3-Step Lighthouse Process for Sustaining Progress After Coaching
Let’s assume you have identified your lighthouse. Here is a three-step process to keep your momentum going.
As you think about making progress towards your lighthouse, what is the most immediate or significant obstacle you need to overcome? What is one specific thing you can do differently from what you’ve done before in support of overcoming this obstacle? By being intentional and taking some calculated risks, you’re likely to experience more significant growth. A quick word about risk. I’m not suggesting we jump out of an airplane without a parachute. We are talking about a small change. The key here is to come up with fieldwork (aka an experiment) that requires you to do something you’ve not done before. In our example of becoming a better leader, it might entail several things, such as being tactfully transparent about your intentions (including how you are trying to develop as a leader), asking more questions to make your team think, instead of directing with answers, or synthesizing what your team is saying to demonstrate you heard them, etc.

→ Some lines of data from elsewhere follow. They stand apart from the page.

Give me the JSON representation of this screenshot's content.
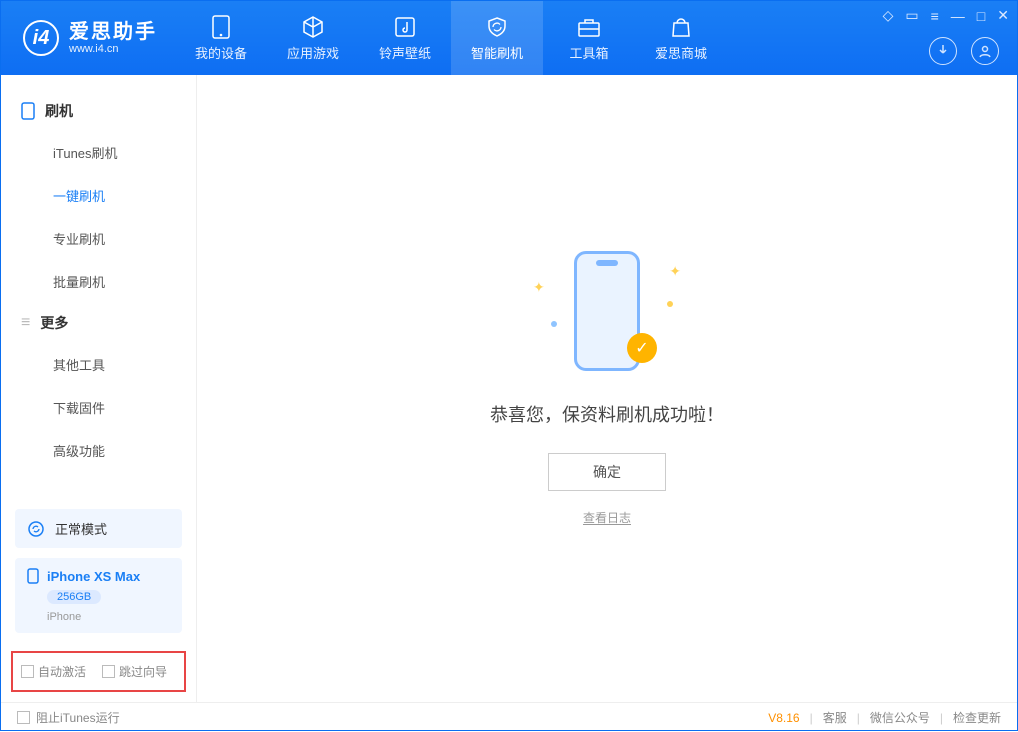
{
  "app": {
    "name": "爱思助手",
    "site": "www.i4.cn"
  },
  "nav": {
    "tabs": [
      "我的设备",
      "应用游戏",
      "铃声壁纸",
      "智能刷机",
      "工具箱",
      "爱思商城"
    ],
    "active_index": 3
  },
  "sidebar": {
    "section1": {
      "title": "刷机",
      "items": [
        "iTunes刷机",
        "一键刷机",
        "专业刷机",
        "批量刷机"
      ],
      "active_index": 1
    },
    "section2": {
      "title": "更多",
      "items": [
        "其他工具",
        "下载固件",
        "高级功能"
      ]
    },
    "status": "正常模式",
    "device": {
      "name": "iPhone XS Max",
      "capacity": "256GB",
      "type": "iPhone"
    },
    "options": {
      "auto_activate": "自动激活",
      "skip_guide": "跳过向导"
    }
  },
  "main": {
    "success_text": "恭喜您，保资料刷机成功啦！",
    "ok_button": "确定",
    "view_log": "查看日志"
  },
  "footer": {
    "block_itunes": "阻止iTunes运行",
    "version": "V8.16",
    "links": [
      "客服",
      "微信公众号",
      "检查更新"
    ]
  }
}
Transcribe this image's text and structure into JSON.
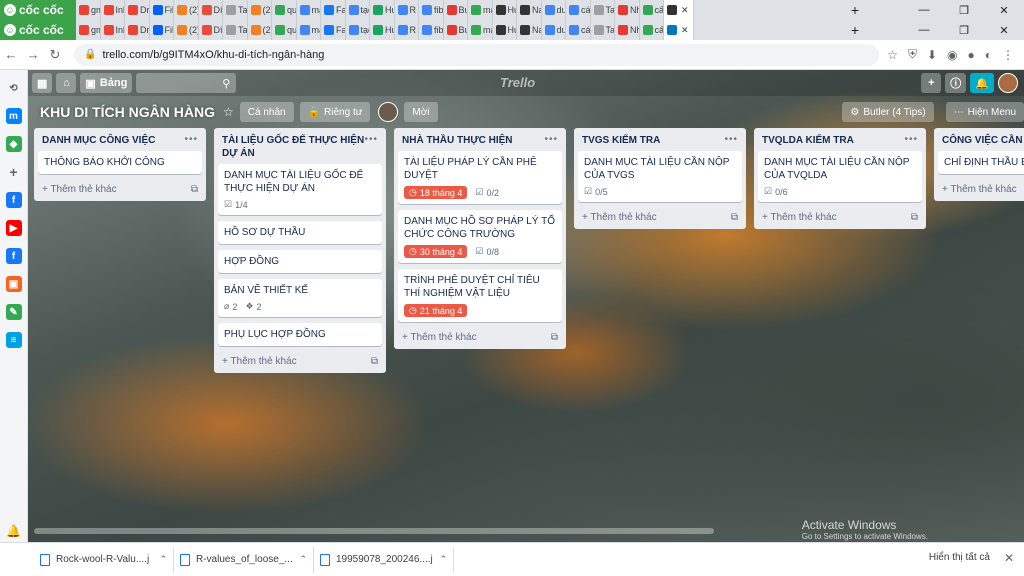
{
  "browser": {
    "brand": "cốc cốc",
    "tab_rows": [
      {
        "tabs": [
          {
            "label": "gm",
            "color": "#ea4335"
          },
          {
            "label": "Inb",
            "color": "#ea4335"
          },
          {
            "label": "Dr",
            "color": "#ea4335"
          },
          {
            "label": "File",
            "color": "#0061ff"
          },
          {
            "label": "(2)",
            "color": "#f48024"
          },
          {
            "label": "Dír",
            "color": "#e74c3c"
          },
          {
            "label": "Tab m",
            "color": "#9aa0a6"
          },
          {
            "label": "(2)",
            "color": "#f48024"
          },
          {
            "label": "qu",
            "color": "#34a853"
          },
          {
            "label": "má",
            "color": "#4285f4"
          },
          {
            "label": "Fac",
            "color": "#1877f2"
          },
          {
            "label": "tạo",
            "color": "#4285f4"
          },
          {
            "label": "Hư",
            "color": "#1da462"
          },
          {
            "label": "R V",
            "color": "#4285f4"
          },
          {
            "label": "fib",
            "color": "#4285f4"
          },
          {
            "label": "Bui",
            "color": "#e53935"
          },
          {
            "label": "má",
            "color": "#34a853"
          },
          {
            "label": "Hư",
            "color": "#333333"
          },
          {
            "label": "Na",
            "color": "#333333"
          },
          {
            "label": "dư",
            "color": "#4285f4"
          },
          {
            "label": "các",
            "color": "#4285f4"
          },
          {
            "label": "Tab m",
            "color": "#9aa0a6"
          },
          {
            "label": "Nh",
            "color": "#e53935"
          },
          {
            "label": "cấu",
            "color": "#34a853"
          },
          {
            "label": "",
            "color": "#333333",
            "active": true
          }
        ]
      },
      {
        "tabs": [
          {
            "label": "gm",
            "color": "#ea4335"
          },
          {
            "label": "Inb",
            "color": "#ea4335"
          },
          {
            "label": "Dr",
            "color": "#ea4335"
          },
          {
            "label": "File",
            "color": "#0061ff"
          },
          {
            "label": "(2)",
            "color": "#f48024"
          },
          {
            "label": "Dír",
            "color": "#e74c3c"
          },
          {
            "label": "Tab m",
            "color": "#9aa0a6"
          },
          {
            "label": "(2)",
            "color": "#f48024"
          },
          {
            "label": "qu",
            "color": "#34a853"
          },
          {
            "label": "má",
            "color": "#4285f4"
          },
          {
            "label": "Fac",
            "color": "#1877f2"
          },
          {
            "label": "tạo",
            "color": "#4285f4"
          },
          {
            "label": "Hư",
            "color": "#1da462"
          },
          {
            "label": "R V",
            "color": "#4285f4"
          },
          {
            "label": "fib",
            "color": "#4285f4"
          },
          {
            "label": "Bui",
            "color": "#e53935"
          },
          {
            "label": "má",
            "color": "#34a853"
          },
          {
            "label": "Hư",
            "color": "#333333"
          },
          {
            "label": "Na",
            "color": "#333333"
          },
          {
            "label": "dư",
            "color": "#4285f4"
          },
          {
            "label": "các",
            "color": "#4285f4"
          },
          {
            "label": "Tab m",
            "color": "#9aa0a6"
          },
          {
            "label": "Nh",
            "color": "#e53935"
          },
          {
            "label": "cấu",
            "color": "#34a853"
          },
          {
            "label": "",
            "color": "#0079bf",
            "active": true
          }
        ]
      }
    ],
    "url": "trello.com/b/g9ITM4xO/khu-di-tích-ngân-hàng"
  },
  "trello": {
    "boards_button": "Bảng",
    "logo": "Trello",
    "board_title": "KHU DI TÍCH NGÂN HÀNG",
    "visibility_team": "Cá nhân",
    "visibility_private": "Riêng tư",
    "invite": "Mời",
    "butler": "Butler (4 Tips)",
    "show_menu": "Hiện Menu",
    "add_card_label": "Thêm thẻ khác",
    "lists": [
      {
        "title": "DANH MỤC CÔNG VIỆC",
        "cards": [
          {
            "text": "THÔNG BÁO KHỞI CÔNG"
          }
        ]
      },
      {
        "title": "TÀI LIỆU GỐC ĐỂ THỰC HIỆN DỰ ÁN",
        "cards": [
          {
            "text": "DANH MỤC TÀI LIỆU GỐC ĐỂ THỰC HIỆN DỰ ÁN",
            "checklist": "1/4"
          },
          {
            "text": "HỒ SƠ DỰ THẦU"
          },
          {
            "text": "HỢP ĐỒNG"
          },
          {
            "text": "BẢN VẼ THIẾT KẾ",
            "attachments": "2",
            "dropbox": "2"
          },
          {
            "text": "PHỤ LỤC HỢP ĐỒNG"
          }
        ]
      },
      {
        "title": "NHÀ THẦU THỰC HIỆN",
        "cards": [
          {
            "text": "TÀI LIỆU PHÁP LÝ CẦN PHÊ DUYỆT",
            "due": "18 tháng 4",
            "checklist": "0/2"
          },
          {
            "text": "DANH MỤC HỒ SƠ PHÁP LÝ TỔ CHỨC CÔNG TRƯỜNG",
            "due": "30 tháng 4",
            "checklist": "0/8"
          },
          {
            "text": "TRÌNH PHÊ DUYỆT CHỈ TIÊU THÍ NGHIỆM VẬT LIỆU",
            "due": "21 tháng 4"
          }
        ]
      },
      {
        "title": "TVGS KIỂM TRA",
        "cards": [
          {
            "text": "DANH MỤC TÀI LIỆU CẦN NỘP CỦA TVGS",
            "checklist": "0/5"
          }
        ]
      },
      {
        "title": "TVQLDA KIỂM TRA",
        "cards": [
          {
            "text": "DANH MỤC TÀI LIỆU CẦN NỘP CỦA TVQLDA",
            "checklist": "0/6"
          }
        ]
      },
      {
        "title": "CÔNG VIỆC CẦN PHÊ",
        "cards": [
          {
            "text": "CHỈ ĐỊNH THẦU BẢO"
          }
        ]
      }
    ]
  },
  "watermark": {
    "title": "Activate Windows",
    "subtitle": "Go to Settings to activate Windows."
  },
  "downloads": {
    "items": [
      {
        "name": "Rock-wool-R-Valu....j"
      },
      {
        "name": "R-values_of_loose_....j"
      },
      {
        "name": "19959078_200246....j"
      }
    ],
    "show_all": "Hiển thị tất cả"
  }
}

Make sure you’ve identified your measure of success for each experiment, just as you have for your lighthouse. i.e. What, specifically, will be your indication of the experiment was a success?
After you’ve conducted your experiment, ask yourself the following questions: a) What worked? b) What didn’t work? c) What did I learn about being a leader? d) What did I learn about how I relate to my team? e) What did I learn about myself? At times it may also be appropriate and helpful to gather feedback. In our example, perhaps we would ask the team about what they are noticing.
Then, based on whatever new learning you discover, decide what is one thing you will do differently the next time. Repeat this process weekly. Once you’ve made enough progress on the first of your sub-lighthouse goals, think of the next area requiring your attention… all in support of your big lighthouse. Voila! You are now in the driver’s seat!